Division biologists report that the harvest can be attributed to favorable weather, poorer mast conditions in 2022, and a slightly lower overall deer harvest during the 2021 seasons, which resulted in more deer being available.
McMillion said a breakdown of the combined 2022 deer seasons reveals that hunters harvested 48,938 bucks during the traditional buck firearm season, 31,669 antlerless deer during all antlerless firearm hunting opportunities, 32,850 deer during urban and regular archery and crossbow seasons, 4,566 deer during the muzzleloader season and 583 deer during the Mountaineer Heritage season.
West Virginia Buck Firearms Season
During West Virginia’s two-week buck firearms season from Nov. 21 – Dec. 4, hunters harvested 48,938 bucks, an increase of 18 percent over the 2021 harvest. The largest increases were reported in West Virginia's central and western areas, where buck harvests increased 39 and 36 percent, respectively. The top ten buck harvest counties in 2022 were Greenbrier (1,856), Preston (1,760), Randolph (1,667), Ritchie (1,633), Jackson (1,539), Hampshire (1,453), Mason (1,417), Kanawha (1,352), Lewis (1,270) and Pocahontas (1,196).
West Virginia Antlerless Deer Season
During the 2022 antlerless deer season, which includes the youth, Class Q, and Class XS deer season, hunters harvested 31,669 deer, an increase of 14.7 percent compared to the 2021 harvest of 27,614 and 3.1 percent above the five-year average of 30,708.
Paul Johansen, chief of the division’s wildlife resources section, said the antlerless harvest is vital in West Virginia.
“It is important to note that the antlerless harvest is the key component to any deer management strategy, as it controls the future deer population,” said
The top ten antlerless deer harvest counties in 2022 were Preston (1,523), Jackson (1,327), Lewis (1,255), Mason (1,250), Ritchie (1,246), Upshur (1,241), Wood (1,070), Hampshire (1,063), Roane (939) and Monroe (870).
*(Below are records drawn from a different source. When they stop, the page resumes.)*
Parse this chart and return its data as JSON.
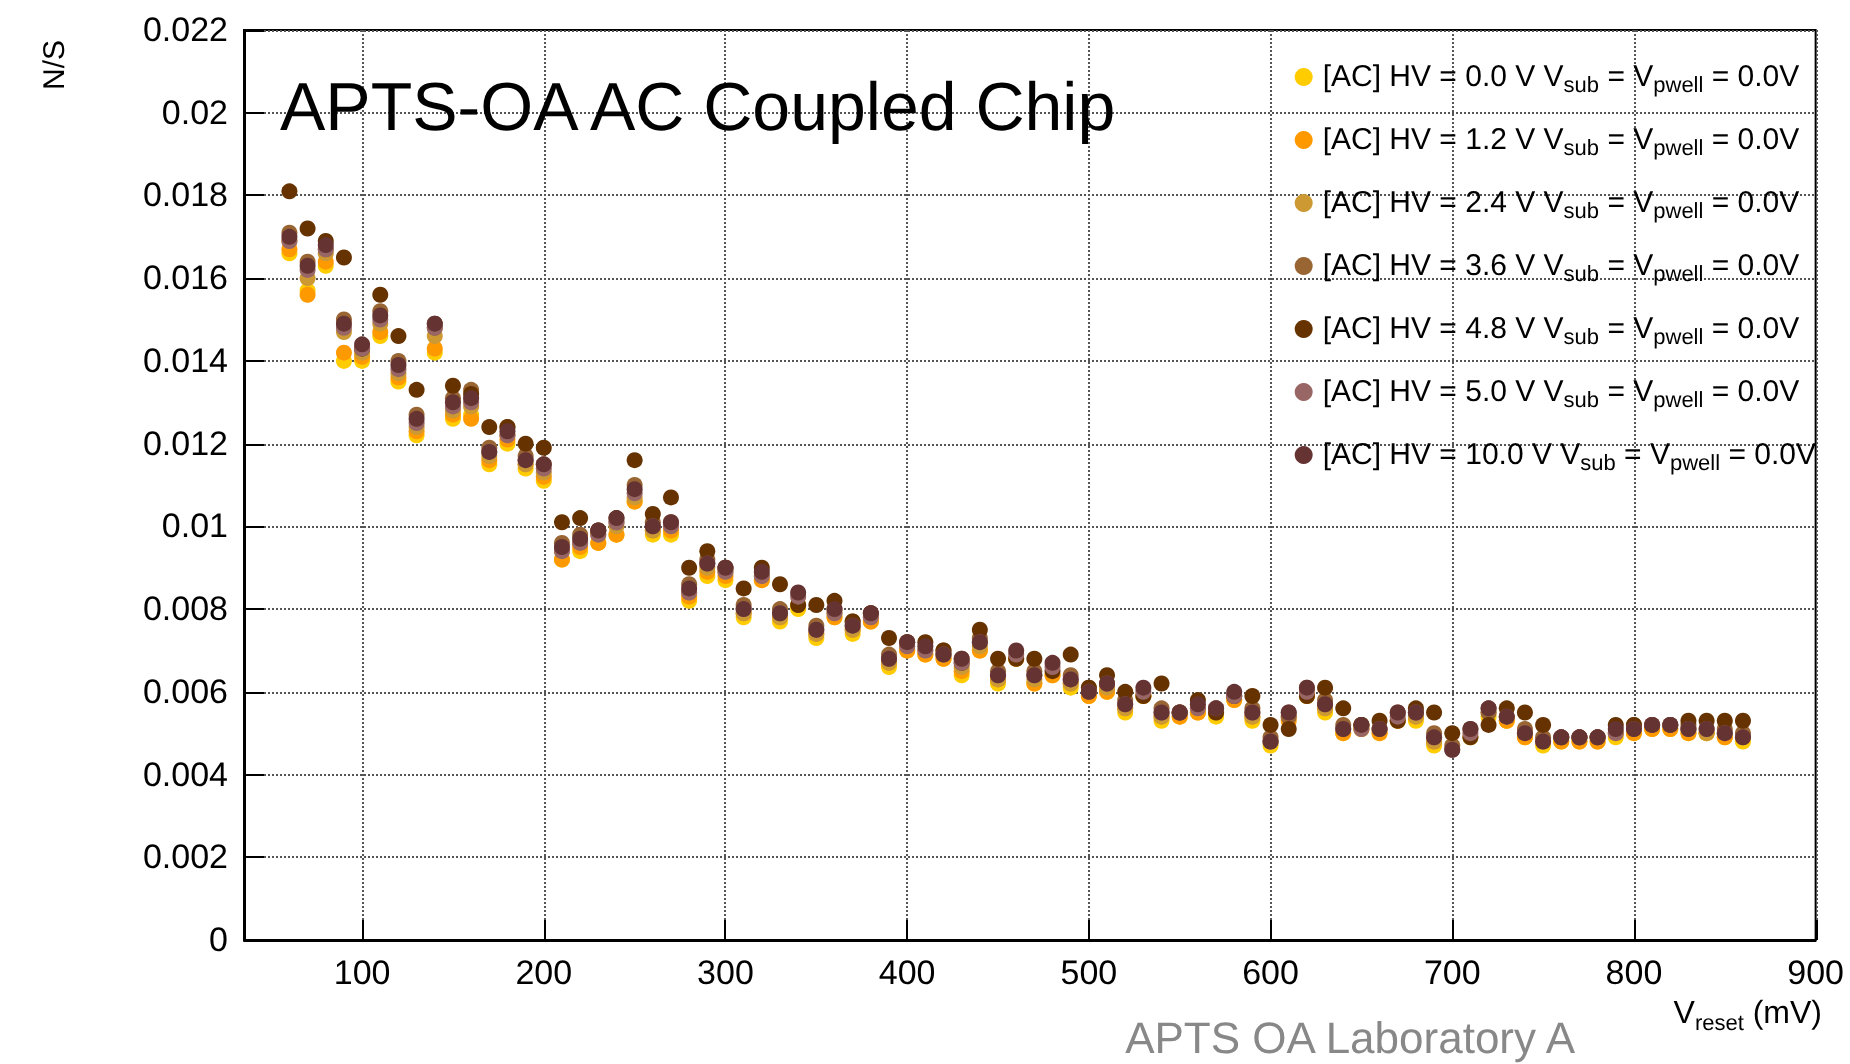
{
  "chart_data": {
    "type": "scatter",
    "title": "APTS-OA AC Coupled Chip",
    "xlabel": "V$_{reset}$ (mV)",
    "ylabel": "N/S",
    "annotations": [
      "APTS OA Laboratory A"
    ],
    "xlim": [
      35,
      900
    ],
    "xticks": [
      100,
      200,
      300,
      400,
      500,
      600,
      700,
      800,
      900
    ],
    "ylim": [
      0,
      0.022
    ],
    "yticks": [
      0,
      0.002,
      0.004,
      0.006,
      0.008,
      0.01,
      0.012,
      0.014,
      0.016,
      0.018,
      0.02,
      0.022
    ],
    "grid": true,
    "legend": "top right",
    "marker": "circle",
    "x": [
      60,
      70,
      80,
      90,
      100,
      110,
      120,
      130,
      140,
      150,
      160,
      170,
      180,
      190,
      200,
      210,
      220,
      230,
      240,
      250,
      260,
      270,
      280,
      290,
      300,
      310,
      320,
      330,
      340,
      350,
      360,
      370,
      380,
      390,
      400,
      410,
      420,
      430,
      440,
      450,
      460,
      470,
      480,
      490,
      500,
      510,
      520,
      530,
      540,
      550,
      560,
      570,
      580,
      590,
      600,
      610,
      620,
      630,
      640,
      650,
      660,
      670,
      680,
      690,
      700,
      710,
      720,
      730,
      740,
      750,
      760,
      770,
      780,
      790,
      800,
      810,
      820,
      830,
      840,
      850,
      860
    ],
    "series": [
      {
        "name": "[AC] HV = 0.0 V V$_{sub}$ = V$_{pwell}$ = 0.0V",
        "color": "#ffcc00",
        "values": [
          0.0166,
          0.0157,
          0.0163,
          0.014,
          0.014,
          0.0146,
          0.0135,
          0.0122,
          0.0142,
          0.0126,
          0.0127,
          0.0115,
          0.012,
          0.0114,
          0.0111,
          0.0092,
          0.0094,
          0.0096,
          0.0098,
          0.0106,
          0.0098,
          0.0098,
          0.0082,
          0.0088,
          0.0087,
          0.0078,
          0.0087,
          0.0077,
          0.008,
          0.0073,
          0.0078,
          0.0074,
          0.0077,
          0.0066,
          0.007,
          0.0069,
          0.0068,
          0.0064,
          0.007,
          0.0062,
          0.0068,
          0.0062,
          0.0064,
          0.0061,
          0.0059,
          0.006,
          0.0055,
          0.0059,
          0.0053,
          0.0054,
          0.0055,
          0.0054,
          0.0058,
          0.0053,
          0.0047,
          null,
          0.0059,
          0.0055,
          0.005,
          0.0051,
          0.005,
          0.0053,
          0.0053,
          0.0047,
          null,
          0.0049,
          0.0054,
          0.0053,
          0.0049,
          0.0047,
          0.0048,
          0.0048,
          0.0048,
          0.0049,
          0.005,
          0.0051,
          0.0051,
          0.005,
          0.005,
          0.0049,
          0.0048
        ]
      },
      {
        "name": "[AC] HV = 1.2 V V$_{sub}$ = V$_{pwell}$ = 0.0V",
        "color": "#ff9900",
        "values": [
          0.0167,
          0.0156,
          0.0164,
          0.0142,
          0.0141,
          0.0147,
          0.0136,
          0.0123,
          0.0143,
          0.0127,
          0.0126,
          0.0116,
          0.0121,
          0.0115,
          0.0112,
          0.0092,
          0.0095,
          0.0096,
          0.0098,
          0.0106,
          0.0099,
          0.0099,
          0.0083,
          0.0089,
          0.0088,
          0.0079,
          0.0087,
          0.0078,
          0.0081,
          0.0074,
          0.0078,
          0.0075,
          0.0077,
          0.0067,
          0.007,
          0.0069,
          0.0068,
          0.0065,
          0.007,
          0.0063,
          0.0068,
          0.0062,
          0.0064,
          0.0062,
          0.0059,
          0.006,
          0.0056,
          0.0059,
          0.0054,
          0.0054,
          0.0055,
          null,
          0.0058,
          0.0054,
          null,
          0.0053,
          0.0059,
          0.0056,
          0.005,
          0.0051,
          0.005,
          0.0053,
          0.0054,
          0.0048,
          null,
          null,
          null,
          0.0053,
          0.0049,
          null,
          0.0048,
          0.0048,
          0.0048,
          0.005,
          0.005,
          0.0051,
          0.0051,
          0.005,
          0.005,
          0.0049,
          null
        ]
      },
      {
        "name": "[AC] HV = 2.4 V V$_{sub}$ = V$_{pwell}$ = 0.0V",
        "color": "#cc9933",
        "values": [
          0.0169,
          0.016,
          0.0166,
          0.0147,
          0.0142,
          0.0149,
          0.0137,
          0.0124,
          0.0146,
          0.0128,
          0.0129,
          0.0117,
          0.0122,
          0.0115,
          0.0113,
          0.0094,
          0.0096,
          0.0098,
          0.01,
          0.0107,
          0.0099,
          0.01,
          0.0084,
          0.009,
          0.0089,
          0.0079,
          0.0088,
          0.0078,
          null,
          0.0074,
          0.0079,
          0.0075,
          0.0078,
          0.0067,
          0.0071,
          0.007,
          0.0069,
          0.0066,
          0.0071,
          0.0063,
          null,
          0.0063,
          null,
          0.0062,
          null,
          0.0061,
          0.0056,
          null,
          0.0054,
          0.0055,
          0.0056,
          0.0055,
          null,
          0.0054,
          0.0048,
          0.0054,
          null,
          0.0056,
          null,
          0.0052,
          0.0051,
          null,
          0.0054,
          0.0048,
          null,
          null,
          0.0055,
          0.0054,
          null,
          null,
          null,
          0.0049,
          0.0049,
          0.005,
          null,
          null,
          null,
          0.0051,
          0.005,
          null,
          null
        ]
      },
      {
        "name": "[AC] HV = 3.6 V V$_{sub}$ = V$_{pwell}$ = 0.0V",
        "color": "#996633",
        "values": [
          0.0171,
          0.0164,
          0.0167,
          0.015,
          0.0143,
          0.0152,
          0.014,
          0.0127,
          0.0148,
          0.0131,
          0.0133,
          0.0119,
          0.0124,
          0.0117,
          0.0115,
          0.0096,
          0.0098,
          0.0099,
          0.0101,
          0.011,
          0.0101,
          0.0101,
          0.0086,
          0.0092,
          0.009,
          0.0081,
          null,
          0.008,
          null,
          0.0076,
          0.008,
          0.0077,
          0.0079,
          0.0069,
          0.0072,
          null,
          0.007,
          0.0068,
          0.0073,
          0.0065,
          null,
          0.0065,
          null,
          0.0064,
          0.0061,
          0.0062,
          0.0058,
          null,
          0.0056,
          0.0055,
          null,
          0.0056,
          0.0059,
          0.0056,
          0.0049,
          0.0054,
          0.0061,
          0.0058,
          0.0052,
          0.0052,
          null,
          0.0055,
          0.0055,
          0.005,
          0.0047,
          0.0051,
          0.0055,
          null,
          0.0051,
          0.0049,
          0.0049,
          0.0049,
          0.0049,
          null,
          0.0052,
          0.0052,
          0.0052,
          0.0052,
          null,
          0.0051,
          0.005
        ]
      },
      {
        "name": "[AC] HV = 4.8 V V$_{sub}$ = V$_{pwell}$ = 0.0V",
        "color": "#663300",
        "values": [
          0.0181,
          0.0172,
          0.0169,
          0.0165,
          0.0143,
          0.0156,
          0.0146,
          0.0133,
          0.0149,
          0.0134,
          0.0132,
          0.0124,
          0.0124,
          0.012,
          0.0119,
          0.0101,
          0.0102,
          0.0099,
          0.0102,
          0.0116,
          0.0103,
          0.0107,
          0.009,
          0.0094,
          0.009,
          0.0085,
          0.009,
          0.0086,
          0.0081,
          0.0081,
          0.0082,
          0.0077,
          0.0079,
          0.0073,
          0.0072,
          0.0072,
          0.007,
          0.0067,
          0.0075,
          0.0068,
          0.0068,
          0.0068,
          0.0065,
          0.0069,
          0.0061,
          0.0064,
          0.006,
          0.0059,
          0.0062,
          0.0055,
          0.0058,
          0.0055,
          0.0059,
          0.0059,
          0.0052,
          0.0051,
          0.0059,
          0.0061,
          0.0056,
          0.0052,
          0.0053,
          0.0053,
          0.0056,
          0.0055,
          0.005,
          0.0049,
          0.0052,
          0.0056,
          0.0055,
          0.0052,
          0.0049,
          0.0049,
          0.0049,
          0.0052,
          0.0052,
          0.0052,
          0.0052,
          0.0053,
          0.0053,
          0.0053,
          0.0053
        ]
      },
      {
        "name": "[AC] HV = 5.0 V V$_{sub}$ = V$_{pwell}$ = 0.0V",
        "color": "#996666",
        "values": [
          0.0169,
          0.0162,
          0.0167,
          0.0148,
          0.0143,
          0.015,
          0.0138,
          0.0125,
          0.0148,
          0.0129,
          0.013,
          0.0118,
          0.0122,
          0.0116,
          0.0114,
          0.0094,
          0.0096,
          0.0098,
          0.0101,
          0.0108,
          0.01,
          0.01,
          0.0084,
          0.0091,
          0.0089,
          0.008,
          0.0088,
          0.0079,
          0.0083,
          0.0075,
          0.0079,
          0.0076,
          0.0078,
          0.0068,
          0.0071,
          0.007,
          0.0069,
          0.0067,
          0.0072,
          0.0064,
          0.0069,
          0.0064,
          0.0066,
          0.0063,
          0.006,
          0.0062,
          0.0057,
          0.006,
          0.0055,
          0.0055,
          0.0056,
          0.0056,
          0.0059,
          0.0055,
          0.0048,
          0.0055,
          0.006,
          0.0057,
          0.0051,
          0.0051,
          0.0051,
          0.0054,
          0.0055,
          0.0049,
          0.0046,
          0.005,
          0.0056,
          0.0054,
          0.005,
          0.0048,
          0.0049,
          0.0049,
          0.0049,
          0.005,
          0.0051,
          0.0052,
          0.0052,
          0.0051,
          0.0051,
          0.005,
          0.0049
        ]
      },
      {
        "name": "[AC] HV = 10.0 V V$_{sub}$ = V$_{pwell}$ = 0.0V",
        "color": "#663333",
        "values": [
          0.017,
          0.0163,
          0.0168,
          0.0149,
          0.0144,
          0.0151,
          0.0139,
          0.0126,
          0.0149,
          0.013,
          0.0131,
          0.0118,
          0.0123,
          0.0116,
          0.0115,
          0.0095,
          0.0097,
          0.0099,
          0.0102,
          0.0109,
          0.01,
          0.0101,
          0.0085,
          0.0091,
          0.009,
          0.008,
          0.0089,
          0.0079,
          0.0084,
          0.0075,
          0.008,
          0.0076,
          0.0079,
          0.0068,
          0.0072,
          0.0071,
          0.0069,
          0.0068,
          0.0072,
          0.0064,
          0.007,
          0.0064,
          0.0067,
          0.0063,
          0.006,
          0.0062,
          0.0057,
          0.0061,
          0.0055,
          0.0055,
          0.0057,
          0.0056,
          0.006,
          0.0055,
          0.0048,
          0.0055,
          0.0061,
          0.0057,
          0.0051,
          0.0052,
          0.0051,
          0.0055,
          0.0055,
          0.0049,
          0.0046,
          0.0051,
          0.0056,
          0.0054,
          0.005,
          0.0048,
          0.0049,
          0.0049,
          0.0049,
          0.0051,
          0.0051,
          0.0052,
          0.0052,
          0.0051,
          0.0051,
          0.005,
          0.0049
        ]
      }
    ]
  }
}
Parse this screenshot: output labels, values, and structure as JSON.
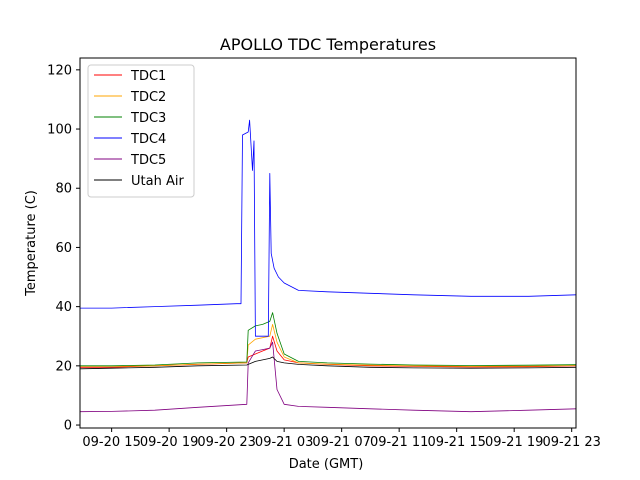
{
  "chart_data": {
    "type": "line",
    "title": "APOLLO TDC Temperatures",
    "xlabel": "Date (GMT)",
    "ylabel": "Temperature (C)",
    "xlim": [
      12.8,
      47.3
    ],
    "ylim": [
      -1,
      124
    ],
    "x_ticks": [
      {
        "value": 15,
        "label": "09-20 15"
      },
      {
        "value": 19,
        "label": "09-20 19"
      },
      {
        "value": 23,
        "label": "09-20 23"
      },
      {
        "value": 27,
        "label": "09-21 03"
      },
      {
        "value": 31,
        "label": "09-21 07"
      },
      {
        "value": 35,
        "label": "09-21 11"
      },
      {
        "value": 39,
        "label": "09-21 15"
      },
      {
        "value": 43,
        "label": "09-21 19"
      },
      {
        "value": 47,
        "label": "09-21 23"
      }
    ],
    "y_ticks": [
      {
        "value": 0,
        "label": "0"
      },
      {
        "value": 20,
        "label": "20"
      },
      {
        "value": 40,
        "label": "40"
      },
      {
        "value": 60,
        "label": "60"
      },
      {
        "value": 80,
        "label": "80"
      },
      {
        "value": 100,
        "label": "100"
      },
      {
        "value": 120,
        "label": "120"
      }
    ],
    "legend_position": "top-left",
    "series": [
      {
        "name": "TDC1",
        "color": "#ff0000",
        "x": [
          12.8,
          15,
          18,
          21,
          24.4,
          24.5,
          25,
          25.5,
          26.0,
          26.2,
          26.5,
          27,
          28,
          30,
          33,
          36,
          40,
          44,
          47.3
        ],
        "y": [
          19.5,
          19.5,
          20,
          20.5,
          21,
          23,
          24,
          25,
          26,
          30,
          25,
          22,
          21,
          20.5,
          20,
          19.8,
          19.6,
          19.7,
          20
        ]
      },
      {
        "name": "TDC2",
        "color": "#ffa500",
        "x": [
          12.8,
          15,
          18,
          21,
          24.4,
          24.5,
          25,
          25.5,
          26.0,
          26.2,
          26.5,
          27,
          28,
          30,
          33,
          36,
          40,
          44,
          47.3
        ],
        "y": [
          19.8,
          19.8,
          20,
          20.6,
          21,
          27,
          29,
          29.5,
          30,
          34,
          28,
          23,
          21,
          20.6,
          20.2,
          20,
          19.8,
          19.9,
          20.1
        ]
      },
      {
        "name": "TDC3",
        "color": "#008000",
        "x": [
          12.8,
          15,
          18,
          21,
          24.4,
          24.5,
          25,
          25.5,
          26.0,
          26.2,
          26.5,
          27,
          28,
          30,
          33,
          36,
          40,
          44,
          47.3
        ],
        "y": [
          20,
          20,
          20.3,
          21,
          21.3,
          32,
          33.5,
          34,
          35,
          38,
          31,
          24,
          21.5,
          21,
          20.6,
          20.3,
          20.1,
          20.2,
          20.4
        ]
      },
      {
        "name": "TDC4",
        "color": "#0000ff",
        "x": [
          12.8,
          15,
          18,
          21,
          23.7,
          24.0,
          24.1,
          24.5,
          24.6,
          24.8,
          24.9,
          25.0,
          25.9,
          26.0,
          26.1,
          26.3,
          26.6,
          27,
          28,
          30,
          33,
          36,
          40,
          44,
          47.3
        ],
        "y": [
          39.5,
          39.5,
          40,
          40.5,
          41,
          41,
          98,
          99,
          103,
          86,
          96,
          30,
          30,
          85,
          58,
          53,
          50,
          48,
          45.5,
          45,
          44.5,
          44,
          43.5,
          43.5,
          44
        ]
      },
      {
        "name": "TDC5",
        "color": "#800080",
        "x": [
          12.8,
          15,
          18,
          21,
          24.4,
          24.5,
          25,
          25.5,
          26.0,
          26.2,
          26.5,
          27,
          28,
          30,
          33,
          36,
          40,
          44,
          47.3
        ],
        "y": [
          4.5,
          4.6,
          5,
          6,
          7,
          21,
          25,
          25.5,
          26,
          28,
          12,
          7,
          6.3,
          6,
          5.5,
          5,
          4.5,
          5,
          5.5
        ]
      },
      {
        "name": "Utah Air",
        "color": "#000000",
        "x": [
          12.8,
          15,
          18,
          21,
          24.4,
          24.5,
          25,
          25.5,
          26.0,
          26.2,
          26.5,
          27,
          28,
          30,
          33,
          36,
          40,
          44,
          47.3
        ],
        "y": [
          19,
          19.2,
          19.5,
          20,
          20.3,
          20.5,
          21.5,
          22,
          22.5,
          23,
          21.5,
          21,
          20.5,
          20,
          19.5,
          19.3,
          19.2,
          19.3,
          19.5
        ]
      }
    ]
  }
}
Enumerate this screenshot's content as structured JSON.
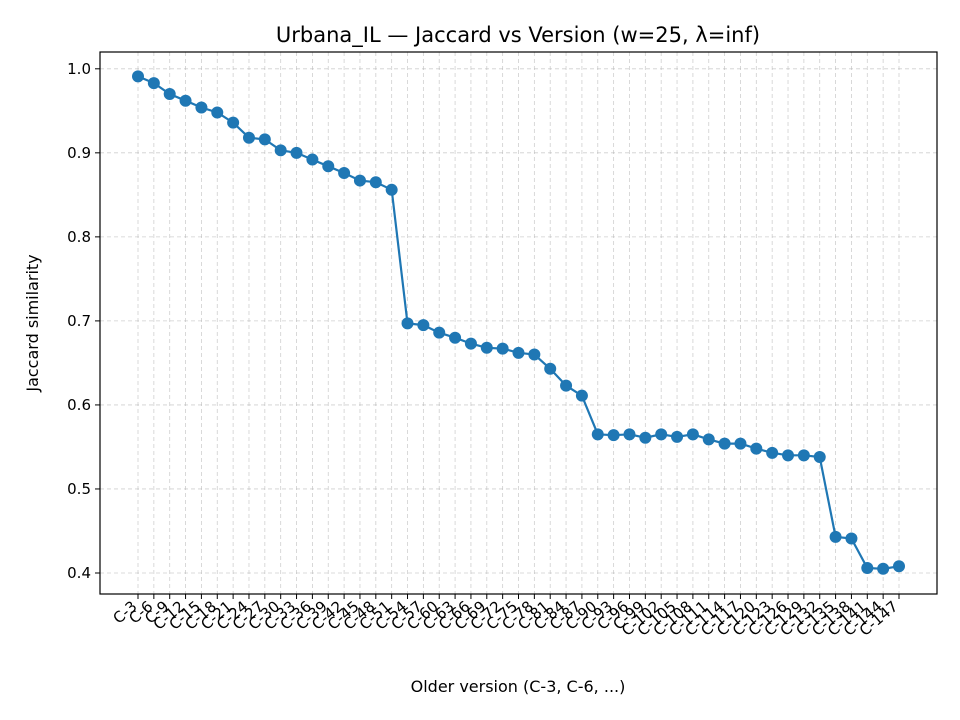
{
  "chart_data": {
    "type": "line",
    "title": "Urbana_IL — Jaccard vs Version (w=25, λ=inf)",
    "xlabel": "Older version (C-3, C-6, ...)",
    "ylabel": "Jaccard similarity",
    "ylim": [
      0.375,
      1.02
    ],
    "yticks": [
      "0.4",
      "0.5",
      "0.6",
      "0.7",
      "0.8",
      "0.9",
      "1.0"
    ],
    "grid": true,
    "categories": [
      "C-3",
      "C-6",
      "C-9",
      "C-12",
      "C-15",
      "C-18",
      "C-21",
      "C-24",
      "C-27",
      "C-30",
      "C-33",
      "C-36",
      "C-39",
      "C-42",
      "C-45",
      "C-48",
      "C-51",
      "C-54",
      "C-57",
      "C-60",
      "C-63",
      "C-66",
      "C-69",
      "C-72",
      "C-75",
      "C-78",
      "C-81",
      "C-84",
      "C-87",
      "C-90",
      "C-93",
      "C-96",
      "C-99",
      "C-102",
      "C-105",
      "C-108",
      "C-111",
      "C-114",
      "C-117",
      "C-120",
      "C-123",
      "C-126",
      "C-129",
      "C-132",
      "C-135",
      "C-138",
      "C-141",
      "C-144",
      "C-147"
    ],
    "series": [
      {
        "color": "#1f77b4",
        "values": [
          0.991,
          0.983,
          0.97,
          0.962,
          0.954,
          0.948,
          0.936,
          0.918,
          0.916,
          0.903,
          0.9,
          0.892,
          0.884,
          0.876,
          0.867,
          0.865,
          0.856,
          0.697,
          0.695,
          0.686,
          0.68,
          0.673,
          0.668,
          0.667,
          0.662,
          0.66,
          0.643,
          0.623,
          0.611,
          0.565,
          0.564,
          0.565,
          0.561,
          0.565,
          0.562,
          0.565,
          0.559,
          0.554,
          0.554,
          0.548,
          0.543,
          0.54,
          0.54,
          0.538,
          0.443,
          0.441,
          0.406,
          0.405,
          0.408
        ]
      }
    ]
  }
}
West Virginia Muzzleloader Deer Season
Hunters harvested 4,566 deer during the 2022 muzzleloader season, which is a 9.8 percent increase over the 2021 harvest of 4,159, but 3.2 percent below the five-year average of 4,718. The muzzleloader deer season harvest does not include the deer taken with side lock and flintlock muzzleloaders during the Mountaineer Heritage season. The top ten muzzleloader deer harvest counties were Preston (204), Randolph (193), Nicholas (188), Greenbrier (166), Upshur (155), Jackson (153), Lewis (139), Wood (139), Braxton (138) and Mason (133).
West Virginia Archery and Crossbow Deer Seasons
Hunters harvested 32,850 deer with bows and crossbows in 2022, a 4.7 percent increase over the 2021 harvest of 31,362 and 13 percent above the five-year average of 29,067. The archery and crossbow harvest does not include the 37 deer taken with recurves and longbows during the Mountaineer Heritage season. The top ten archery deer harvest counties are Preston (1,557), Kanawha (1,166), Randolph (1,090), Wyoming (1,053), Raleigh (1,046), Wood (984) Upshur (962), Jackson (950), Fayette (945) and Mason (828).